Juan Goytisolo
El exilio cultural español en Francia desde el fin de la Segunda Guerra Mundial a la muerte de Franco no ha sido estudiado aún con el detenimiento y rigor que merece. El cierre reciente de la Librairie des Éditions Espagnoles, veinte y pico años después del de la editorial Ruedo Ibérico, marca simbólicamente el fin de una época en la que nuestra cultura, asfixiada por la censura del Régimen, sobrevivía a duras penas y recibía el oxígeno necesario a su quebrantada salud de las publicaciones de tema político, histórico o literario impresas en México o en París gracias al empeño de quienes, perdida militarmente la guerra en defensa de la República, no se dieron por vencidos y prosiguieron su lucha en el campo de las ideas, con la esperanza de contribuir al futuro establecimiento en España de una sociedad libre y democrática: personas del temple de Antonio Soriano y José Martínez.

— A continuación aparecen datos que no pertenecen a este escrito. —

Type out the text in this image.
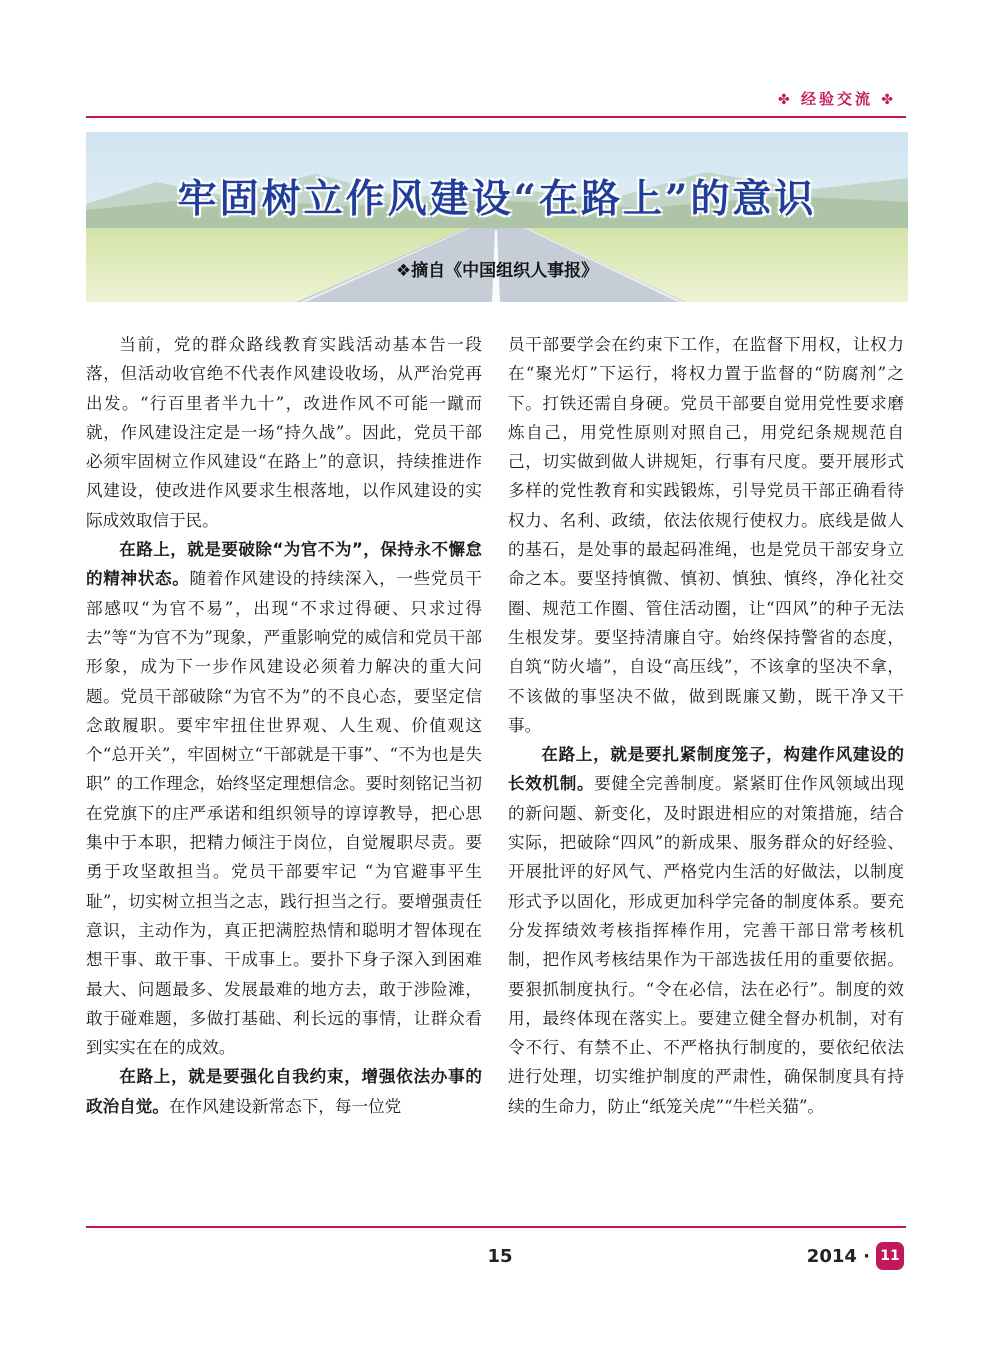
✤ 经验交流 ✤
牢固树立作风建设“在路上”的意识
❖摘自《中国组织人事报》

当前，党的群众路线教育实践活动基本告一段落，但活动收官绝不代表作风建设收场，从严治党再出发。“行百里者半九十”，改进作风不可能一蹴而就，作风建设注定是一场“持久战”。因此，党员干部必须牢固树立作风建设“在路上”的意识，持续推进作风建设，使改进作风要求生根落地，以作风建设的实际成效取信于民。

在路上，就是要破除“为官不为”，保持永不懈怠的精神状态。随着作风建设的持续深入，一些党员干部感叹“为官不易”，出现“不求过得硬、只求过得去”等“为官不为”现象，严重影响党的威信和党员干部形象，成为下一步作风建设必须着力解决的重大问题。党员干部破除“为官不为”的不良心态，要坚定信念敢履职。要牢牢扭住世界观、人生观、价值观这个“总开关”，牢固树立“干部就是干事”、“不为也是失职” 的工作理念，始终坚定理想信念。要时刻铭记当初在党旗下的庄严承诺和组织领导的谆谆教导，把心思集中于本职，把精力倾注于岗位，自觉履职尽责。要勇于攻坚敢担当。党员干部要牢记 “为官避事平生耻”，切实树立担当之志，践行担当之行。要增强责任意识，主动作为，真正把满腔热情和聪明才智体现在想干事、敢干事、干成事上。要扑下身子深入到困难最大、问题最多、发展最难的地方去，敢于涉险滩，敢于碰难题，多做打基础、利长远的事情，让群众看到实实在在的成效。

在路上，就是要强化自我约束，增强依法办事的政治自觉。在作风建设新常态下，每一位党

员干部要学会在约束下工作，在监督下用权，让权力在“聚光灯”下运行，将权力置于监督的“防腐剂”之下。打铁还需自身硬。党员干部要自觉用党性要求磨炼自己，用党性原则对照自己，用党纪条规规范自己，切实做到做人讲规矩，行事有尺度。要开展形式多样的党性教育和实践锻炼，引导党员干部正确看待权力、名利、政绩，依法依规行使权力。底线是做人的基石，是处事的最起码准绳，也是党员干部安身立命之本。要坚持慎微、慎初、慎独、慎终，净化社交圈、规范工作圈、管住活动圈，让“四风”的种子无法生根发芽。要坚持清廉自守。始终保持警省的态度，自筑“防火墙”，自设“高压线”，不该拿的坚决不拿，不该做的事坚决不做，做到既廉又勤，既干净又干事。

在路上，就是要扎紧制度笼子，构建作风建设的长效机制。要健全完善制度。紧紧盯住作风领域出现的新问题、新变化，及时跟进相应的对策措施，结合实际，把破除“四风”的新成果、服务群众的好经验、开展批评的好风气、严格党内生活的好做法，以制度形式予以固化，形成更加科学完备的制度体系。要充分发挥绩效考核指挥棒作用，完善干部日常考核机制，把作风考核结果作为干部选拔任用的重要依据。要狠抓制度执行。“令在必信，法在必行”。制度的效用，最终体现在落实上。要建立健全督办机制，对有令不行、有禁不止、不严格执行制度的，要依纪依法进行处理，切实维护制度的严肃性，确保制度具有持续的生命力，防止“纸笼关虎”“牛栏关猫”。

15	2014 · 11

Conocí al último durante mi primera estancia en París, en otoño de 1953. Frecuentaba entonces, con otros exiliados de distintas facciones políticas, el Café de Cluny, en la esquina del bulevar Saint-Germain y el bulevar Saint-Michel. Recuerdo a uno de ellos, el típico «carpeto» que parodiaría en Don Julián, enfrascado en la lectura de los discursos del mariscal Bulganin, alguno de cuyos párrafos subrayaba cuidadosamente con lápiz, no sé si para releerlos o memorizarlos. José Martínez se mantenía a prudente distancia de tal devoción y, en razón de mi condición de universitario recién venido de España, se interesó por mi formación intelectual y por mis lecturas.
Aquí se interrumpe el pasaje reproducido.